During the first lockdown, thinking it was going to go on for only a few weeks, I admittedly, was grateful for a break from life and it was the perfect distraction from dealing with anything that needed to be dealt with. Everything was on hold. Cut to 6 weeks later and I was struggling to keep my head above water. I was filled with anxiety, I felt trapped in myself not knowing what to do with the time that I had, no idea what direction to go in next, stressed about money, worrying about the future, missing my friends and I was caught up in a whirlwind of overwhelm and I didn’t know how to get out of it. Fear manifesting in ways like; I was scared of being seen. Nervous and overanalysing things, afraid of sharing anything on social media, fear of not being good enough or fear of being judged...
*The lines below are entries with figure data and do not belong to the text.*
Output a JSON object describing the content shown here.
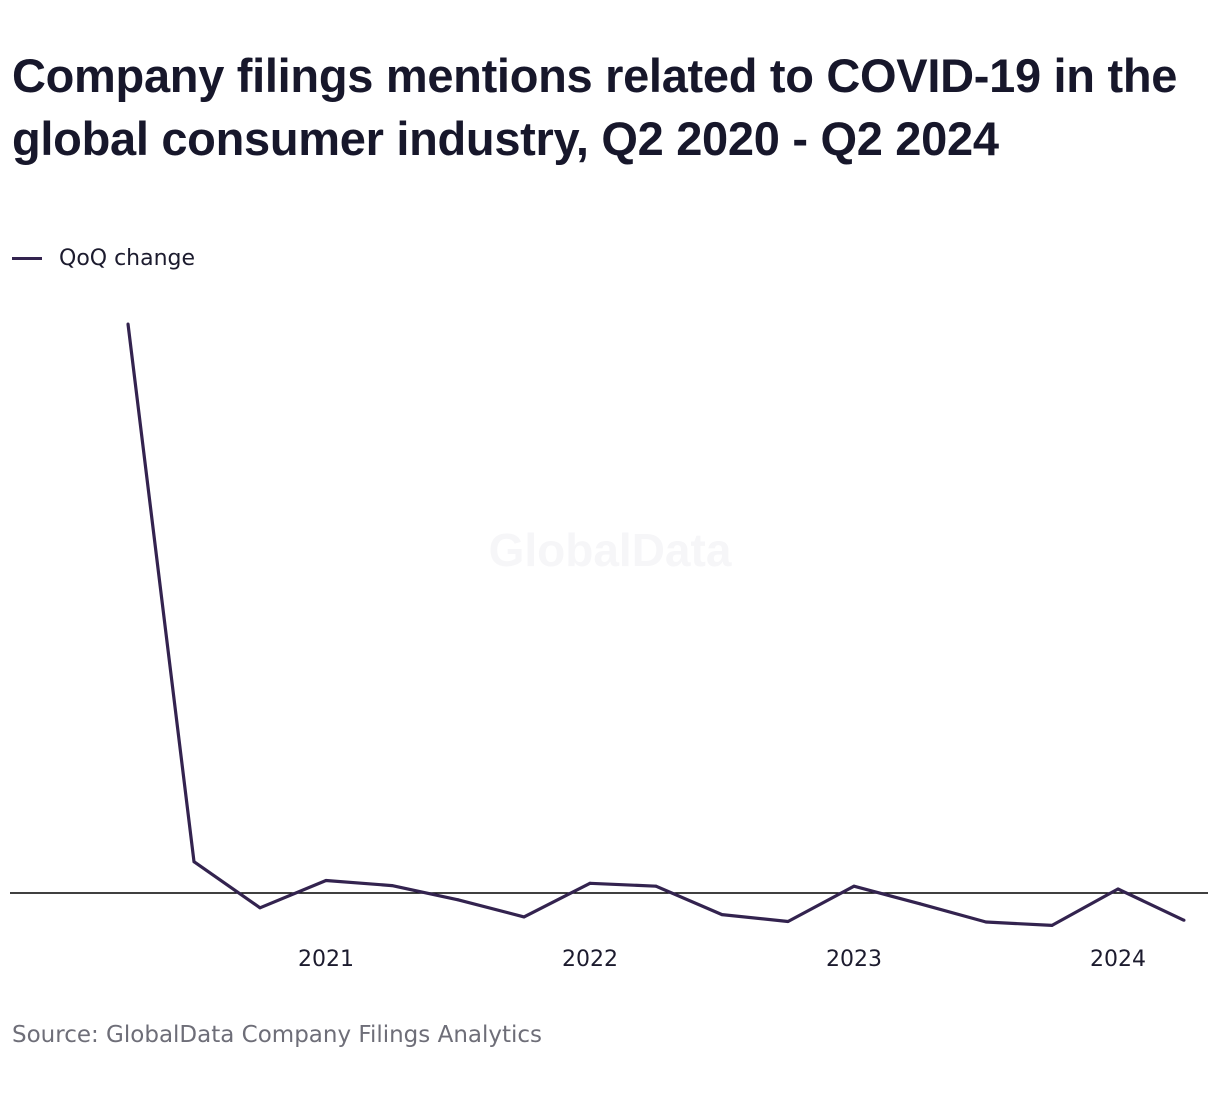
{
  "title": "Company filings mentions related to COVID-19 in the global consumer industry, Q2 2020 - Q2 2024",
  "watermark": "GlobalData",
  "source": "Source: GlobalData Company Filings Analytics",
  "colors": {
    "series": "#33234f",
    "axis": "#000000",
    "text": "#1c1b2e",
    "source": "#6e6e78"
  },
  "chart_data": {
    "type": "line",
    "title": "Company filings mentions related to COVID-19 in the global consumer industry, Q2 2020 - Q2 2024",
    "xlabel": "",
    "ylabel": "",
    "x": [
      "Q2 2020",
      "Q3 2020",
      "Q4 2020",
      "Q1 2021",
      "Q2 2021",
      "Q3 2021",
      "Q4 2021",
      "Q1 2022",
      "Q2 2022",
      "Q3 2022",
      "Q4 2022",
      "Q1 2023",
      "Q2 2023",
      "Q3 2023",
      "Q4 2023",
      "Q1 2024",
      "Q2 2024"
    ],
    "x_ticks": [
      {
        "label": "2021",
        "quarter_index": 3
      },
      {
        "label": "2022",
        "quarter_index": 7
      },
      {
        "label": "2023",
        "quarter_index": 11
      },
      {
        "label": "2024",
        "quarter_index": 15
      }
    ],
    "series": [
      {
        "name": "QoQ change",
        "values": [
          100,
          5.5,
          -2.6,
          2.2,
          1.3,
          -1.2,
          -4.2,
          1.7,
          1.2,
          -3.8,
          -5.0,
          1.2,
          -1.9,
          -5.1,
          -5.7,
          0.7,
          -4.8
        ]
      }
    ],
    "ylim": [
      -7,
      100
    ],
    "zero_line": true,
    "grid": false,
    "legend": "top-left"
  }
}
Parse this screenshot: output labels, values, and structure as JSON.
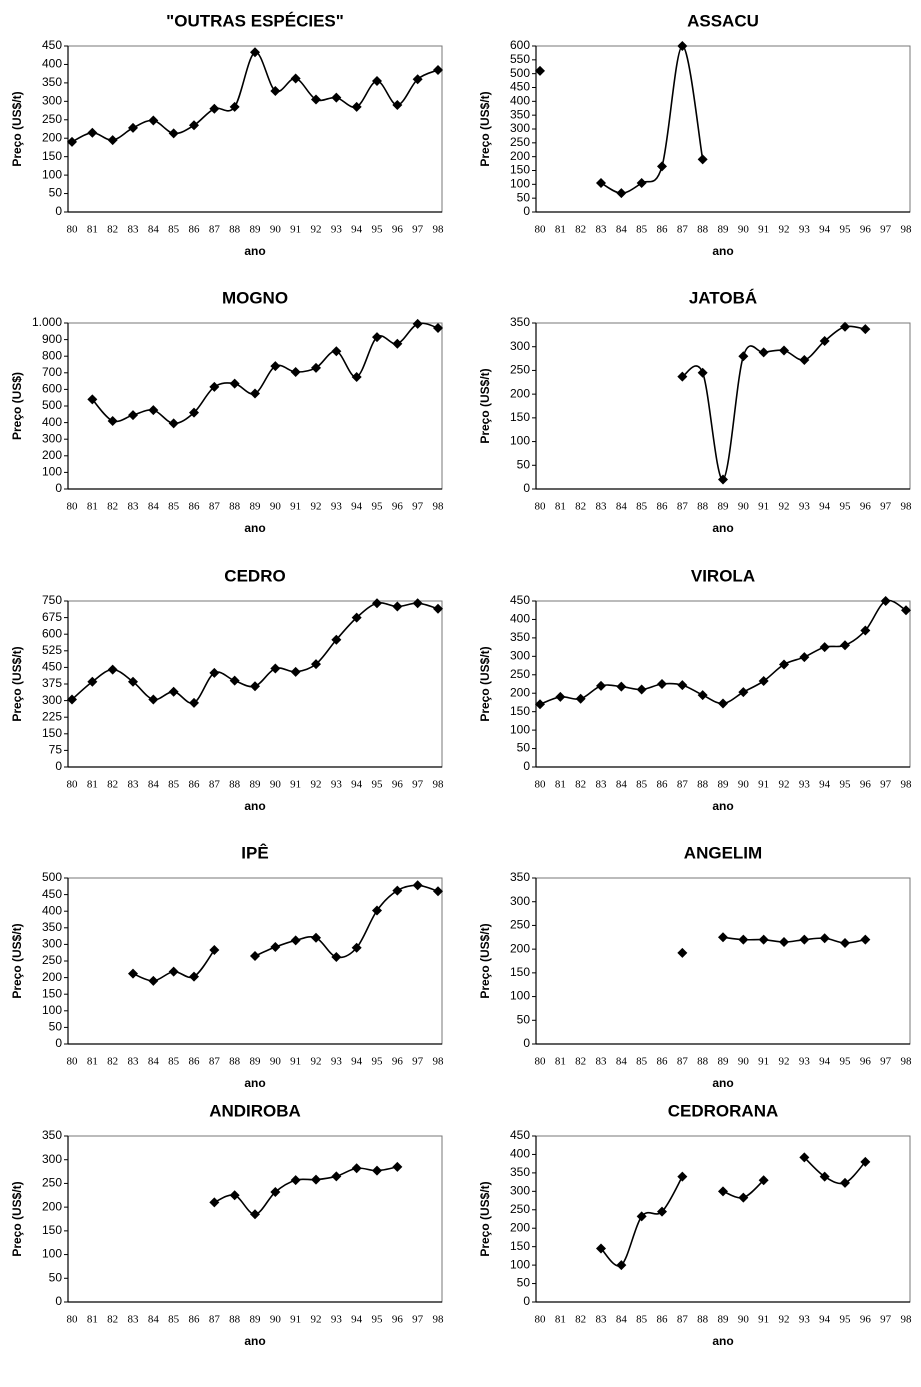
{
  "chart_data": [
    {
      "type": "line",
      "title": "\"OUTRAS ESPÉCIES\"",
      "ylabel": "Preço (US$/t)",
      "xlabel": "ano",
      "color": "#000000",
      "categories": [
        "80",
        "81",
        "82",
        "83",
        "84",
        "85",
        "86",
        "87",
        "88",
        "89",
        "90",
        "91",
        "92",
        "93",
        "94",
        "95",
        "96",
        "97",
        "98"
      ],
      "values": [
        190,
        215,
        195,
        228,
        248,
        213,
        235,
        280,
        285,
        433,
        328,
        362,
        305,
        310,
        285,
        355,
        290,
        360,
        385
      ],
      "ylim": [
        0,
        450
      ],
      "yticks": [
        0,
        50,
        100,
        150,
        200,
        250,
        300,
        350,
        400,
        450
      ]
    },
    {
      "type": "line",
      "title": "ASSACU",
      "ylabel": "Preço (US$/t)",
      "xlabel": "ano",
      "color": "#000000",
      "categories": [
        "80",
        "81",
        "82",
        "83",
        "84",
        "85",
        "86",
        "87",
        "88",
        "89",
        "90",
        "91",
        "92",
        "93",
        "94",
        "95",
        "96",
        "97",
        "98"
      ],
      "values": [
        510,
        null,
        null,
        105,
        68,
        105,
        165,
        600,
        190,
        null,
        null,
        null,
        null,
        null,
        null,
        null,
        null,
        null,
        null
      ],
      "ylim": [
        0,
        600
      ],
      "yticks": [
        0,
        50,
        100,
        150,
        200,
        250,
        300,
        350,
        400,
        450,
        500,
        550,
        600
      ]
    },
    {
      "type": "line",
      "title": "MOGNO",
      "ylabel": "Preço (US$)",
      "xlabel": "ano",
      "color": "#000000",
      "categories": [
        "80",
        "81",
        "82",
        "83",
        "84",
        "85",
        "86",
        "87",
        "88",
        "89",
        "90",
        "91",
        "92",
        "93",
        "94",
        "95",
        "96",
        "97",
        "98"
      ],
      "values": [
        null,
        540,
        410,
        445,
        475,
        395,
        460,
        615,
        635,
        575,
        740,
        705,
        730,
        830,
        675,
        915,
        875,
        995,
        970
      ],
      "ylim": [
        0,
        1000
      ],
      "yticks": [
        0,
        100,
        200,
        300,
        400,
        500,
        600,
        700,
        800,
        900,
        {
          "value": 1000,
          "label": "1.000"
        }
      ]
    },
    {
      "type": "line",
      "title": "JATOBÁ",
      "ylabel": "Preço (US$/t)",
      "xlabel": "ano",
      "color": "#000000",
      "categories": [
        "80",
        "81",
        "82",
        "83",
        "84",
        "85",
        "86",
        "87",
        "88",
        "89",
        "90",
        "91",
        "92",
        "93",
        "94",
        "95",
        "96",
        "97",
        "98"
      ],
      "values": [
        null,
        null,
        null,
        null,
        null,
        null,
        null,
        237,
        245,
        20,
        280,
        288,
        292,
        272,
        312,
        342,
        337,
        null,
        null
      ],
      "ylim": [
        0,
        350
      ],
      "yticks": [
        0,
        50,
        100,
        150,
        200,
        250,
        300,
        350
      ]
    },
    {
      "type": "line",
      "title": "CEDRO",
      "ylabel": "Preço (US$/t)",
      "xlabel": "ano",
      "color": "#000000",
      "categories": [
        "80",
        "81",
        "82",
        "83",
        "84",
        "85",
        "86",
        "87",
        "88",
        "89",
        "90",
        "91",
        "92",
        "93",
        "94",
        "95",
        "96",
        "97",
        "98"
      ],
      "values": [
        305,
        385,
        440,
        385,
        305,
        340,
        290,
        425,
        390,
        365,
        445,
        430,
        465,
        575,
        675,
        740,
        725,
        740,
        715
      ],
      "ylim": [
        0,
        750
      ],
      "yticks": [
        0,
        75,
        150,
        225,
        300,
        375,
        450,
        525,
        600,
        675,
        750
      ]
    },
    {
      "type": "line",
      "title": "VIROLA",
      "ylabel": "Preço (US$/t)",
      "xlabel": "ano",
      "color": "#000000",
      "categories": [
        "80",
        "81",
        "82",
        "83",
        "84",
        "85",
        "86",
        "87",
        "88",
        "89",
        "90",
        "91",
        "92",
        "93",
        "94",
        "95",
        "96",
        "97",
        "98"
      ],
      "values": [
        170,
        190,
        185,
        220,
        218,
        210,
        225,
        222,
        195,
        172,
        203,
        233,
        278,
        298,
        325,
        330,
        370,
        450,
        425
      ],
      "ylim": [
        0,
        450
      ],
      "yticks": [
        0,
        50,
        100,
        150,
        200,
        250,
        300,
        350,
        400,
        450
      ]
    },
    {
      "type": "line",
      "title": "IPÊ",
      "ylabel": "Preço (US$/t)",
      "xlabel": "ano",
      "color": "#000000",
      "categories": [
        "80",
        "81",
        "82",
        "83",
        "84",
        "85",
        "86",
        "87",
        "88",
        "89",
        "90",
        "91",
        "92",
        "93",
        "94",
        "95",
        "96",
        "97",
        "98"
      ],
      "values": [
        null,
        null,
        null,
        212,
        190,
        218,
        203,
        283,
        null,
        265,
        292,
        312,
        320,
        262,
        290,
        402,
        462,
        478,
        460
      ],
      "ylim": [
        0,
        500
      ],
      "yticks": [
        0,
        50,
        100,
        150,
        200,
        250,
        300,
        350,
        400,
        450,
        500
      ]
    },
    {
      "type": "line",
      "title": "ANGELIM",
      "ylabel": "Preço (US$/t)",
      "xlabel": "ano",
      "color": "#000000",
      "categories": [
        "80",
        "81",
        "82",
        "83",
        "84",
        "85",
        "86",
        "87",
        "88",
        "89",
        "90",
        "91",
        "92",
        "93",
        "94",
        "95",
        "96",
        "97",
        "98"
      ],
      "values": [
        null,
        null,
        null,
        null,
        null,
        null,
        null,
        192,
        null,
        225,
        220,
        220,
        215,
        220,
        223,
        213,
        220,
        null,
        null
      ],
      "ylim": [
        0,
        350
      ],
      "yticks": [
        0,
        50,
        100,
        150,
        200,
        250,
        300,
        350
      ]
    },
    {
      "type": "line",
      "title": "ANDIROBA",
      "ylabel": "Preço (US$/t)",
      "xlabel": "ano",
      "color": "#000000",
      "categories": [
        "80",
        "81",
        "82",
        "83",
        "84",
        "85",
        "86",
        "87",
        "88",
        "89",
        "90",
        "91",
        "92",
        "93",
        "94",
        "95",
        "96",
        "97",
        "98"
      ],
      "values": [
        null,
        null,
        null,
        null,
        null,
        null,
        null,
        210,
        225,
        185,
        232,
        257,
        258,
        265,
        282,
        277,
        285,
        null,
        null
      ],
      "ylim": [
        0,
        350
      ],
      "yticks": [
        0,
        50,
        100,
        150,
        200,
        250,
        300,
        350
      ]
    },
    {
      "type": "line",
      "title": "CEDRORANA",
      "ylabel": "Preço (US$/t)",
      "xlabel": "ano",
      "color": "#000000",
      "categories": [
        "80",
        "81",
        "82",
        "83",
        "84",
        "85",
        "86",
        "87",
        "88",
        "89",
        "90",
        "91",
        "92",
        "93",
        "94",
        "95",
        "96",
        "97",
        "98"
      ],
      "values": [
        null,
        null,
        null,
        145,
        100,
        232,
        245,
        340,
        null,
        300,
        283,
        330,
        null,
        392,
        340,
        323,
        380,
        null,
        null
      ],
      "ylim": [
        0,
        450
      ],
      "yticks": [
        0,
        50,
        100,
        150,
        200,
        250,
        300,
        350,
        400,
        450
      ]
    }
  ]
}
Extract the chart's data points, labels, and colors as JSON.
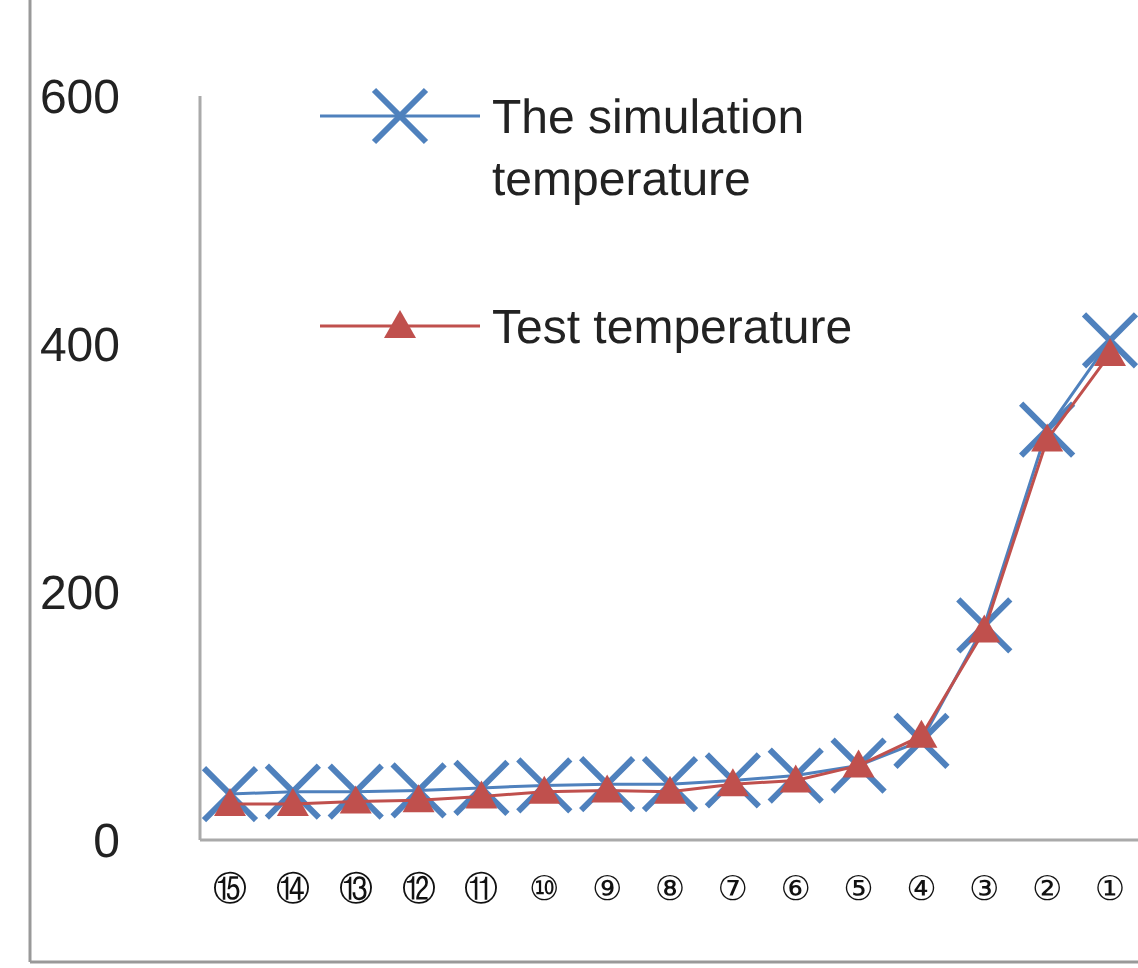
{
  "chart_data": {
    "type": "line",
    "categories": [
      "⑮",
      "⑭",
      "⑬",
      "⑫",
      "⑪",
      "⑩",
      "⑨",
      "⑧",
      "⑦",
      "⑥",
      "⑤",
      "④",
      "③",
      "②",
      "①"
    ],
    "ylim": [
      0,
      600
    ],
    "yticks": [
      0,
      200,
      400,
      600
    ],
    "grid": false,
    "legend": "top",
    "series": [
      {
        "name": "The simulation temperature",
        "color": "#4f81bd",
        "marker": "cross",
        "values": [
          37,
          39,
          39,
          40,
          42,
          44,
          45,
          45,
          48,
          52,
          60,
          80,
          173,
          331,
          403
        ]
      },
      {
        "name": "Test temperature",
        "color": "#c0504d",
        "marker": "triangle",
        "values": [
          29,
          29,
          31,
          32,
          35,
          39,
          40,
          39,
          45,
          48,
          60,
          84,
          169,
          323,
          392
        ]
      }
    ]
  }
}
I know that I am not here to be perfect and perfectionism is an impossible task. We as humans are messy, we make mistakes, we don’t have all the answers and that is good! We’re not here on this Earth to be perfect but we’re here to be real, to learn, to step out, to grow, to thrive, to love and be happy! And to share our love with those around us.I take every day as it comes and I allow myself to be in whatever energy I am in. I accept myself fully for where I am at. No judgement. I surrender to what is and I allow emotions to come up and move through me. Feelings in motion. I am grateful everyday. And I love wholeheartedly.We are all worthy and deserving of unconditional love. And so I practice every day.